276°
Posted 20 hours ago

A Home for All Seasons

£8.495£16.99Clearance
ZTS2023's avatar
Shared by
ZTS2023
Joined in 2023
82
63

About this deal

We get a little of the history of Stepps House in Pembridge but then are too many "filler" sections, presumably to pad out the word count. Slightly Foxed brings back forgotten voices through its Slightly Foxed and Plain Foxed Editions, a series of beautifully produced little pocket hardback reissues of classic memoirs, all of them absorbing and highly individual. With ancient beams crossing the ceiling, the date they'd been given of 1800 seemed out by centuries. Afew years ago, Gavin Plumley and his husband, Alastair, bought a house in the Herefordshire village of Pembridge.

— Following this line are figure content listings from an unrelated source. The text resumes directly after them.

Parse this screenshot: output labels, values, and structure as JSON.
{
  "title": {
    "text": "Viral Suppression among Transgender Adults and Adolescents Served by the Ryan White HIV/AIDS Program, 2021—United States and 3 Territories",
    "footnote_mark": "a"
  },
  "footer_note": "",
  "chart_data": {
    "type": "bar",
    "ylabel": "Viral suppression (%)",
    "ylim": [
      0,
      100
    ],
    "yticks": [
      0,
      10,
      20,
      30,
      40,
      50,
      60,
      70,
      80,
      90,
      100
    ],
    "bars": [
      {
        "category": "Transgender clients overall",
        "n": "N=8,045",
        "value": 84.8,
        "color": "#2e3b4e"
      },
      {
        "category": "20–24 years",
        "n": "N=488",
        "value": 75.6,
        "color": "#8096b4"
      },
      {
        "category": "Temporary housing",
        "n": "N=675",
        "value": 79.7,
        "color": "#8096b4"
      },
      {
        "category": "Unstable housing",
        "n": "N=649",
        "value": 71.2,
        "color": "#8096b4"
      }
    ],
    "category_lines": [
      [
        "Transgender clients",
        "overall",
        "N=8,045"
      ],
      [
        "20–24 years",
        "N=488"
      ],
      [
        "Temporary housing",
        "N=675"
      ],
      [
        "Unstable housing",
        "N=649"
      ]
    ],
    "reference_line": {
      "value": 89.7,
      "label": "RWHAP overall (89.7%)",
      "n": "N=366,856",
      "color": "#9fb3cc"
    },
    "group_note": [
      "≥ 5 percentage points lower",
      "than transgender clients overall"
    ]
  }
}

A hybrid work of domestic history and European art, of memoir and landscape, A Home for All Seasons is both grand in its sweep and intimate in its account of life on the edge of England. With ancient beams crossing the ceiling, the date they’d been given of 1800 seemed out by centuries. As Gavin traced Stepps House through various hands and eras, he saw the picture of a past emerge that resonates powerfully with our present. His writing style is also top tier: the book is written in a way that is at once conversational, poetic and intellectual. The result of his labours is a fascinating comparison of the 16th and 21st centuries, not the least of which is the plague and its more modern equivalent.Mixing history and art, memoir and landscape, A Home for All Seasons is grand in its sweep and intimate in its account of rural life.

There were moments which felt “socially preachy” and I find that annoying, especially when I already feel that the book was misrepresented to me. I assumed (like other reviewers) that this would concentrate on the house and surrounding areas of Herefordshire where author Gavin Plumley lives. His efforts involved bringing in experts to assess the tree rings in the beams as they can accurately date a building.It had some interesting details but I didn't enjoy Gavin reading it as there was no shading in his narration. Finding the date of construction takes Gavin down many rabbit holes through the seasons, and cycle of the year as well as the historical context of the home from the 1500s and beyond. From a simple question about the age of a house, this book takes you on a much wider journey, encompassing art, literature, history and nature, as well as the inescapable fragility of life.

If I’m honest, the art history was less interesting to me than the social history aspect of the book, but it has inspired me to take more interest in historical detail and the bibliography included will be invaluable for this. Mrs Woolf, wife of the manager, is a very celebrated author and, in her own way, more important than Galsworthy. The book is supposed to be about the history of a house in Pembridge, Herefordshire, (near where I live), that the author bought with his husband, according to the blurb and insinuated by the title and dust wrapper illustration, but the information assembled is so meagre that, I’m afraid, I felt that I had been conned. It’s rare that non-fiction has the power to transport you so completely and catch you up in a world that you have never known, and that you never want to leave.Keen to fit in, yet sensitive to homophobia, Plumley and his husband soon came up against the harsh realities of life in a rural community. What starts out as a straightforward house history morphs into something else, a wide-ranging meditation on place and past, taking in climate change, rural depopulation, the Reformation and folklore. I don’t know if the filling stations are still disturbing the village, but if they are, there are plenty of compensations: a 14th-century church with, so the story goes, the marks of Cromwellian musket balls still showing in its west door; a spectacular pagoda-like bell house dating back to the 1200s; an early 16th-century market hall; 17th-century almshouses; and streets stacked to the gills with picturesquely wonky black-and-white houses. This being said, lovely read but a bit of a long winded one, It could have been two books - The history of the house and the live of the author in my opinion. I really hate giving up on books I start reading, especially expensive hardback books like this one, but after persevering for days, I started skimming for information on the purported subject without luck and decided I’d wasted enough of my life on it.

Asda Great Deal

Free UK shipping. 15 day free returns.
Community Updates
*So you can easily identify outgoing links on our site, we've marked them with an "*" symbol. Links on our site are monetised, but this never affects which deals get posted. Find more info in our FAQs and About Us page.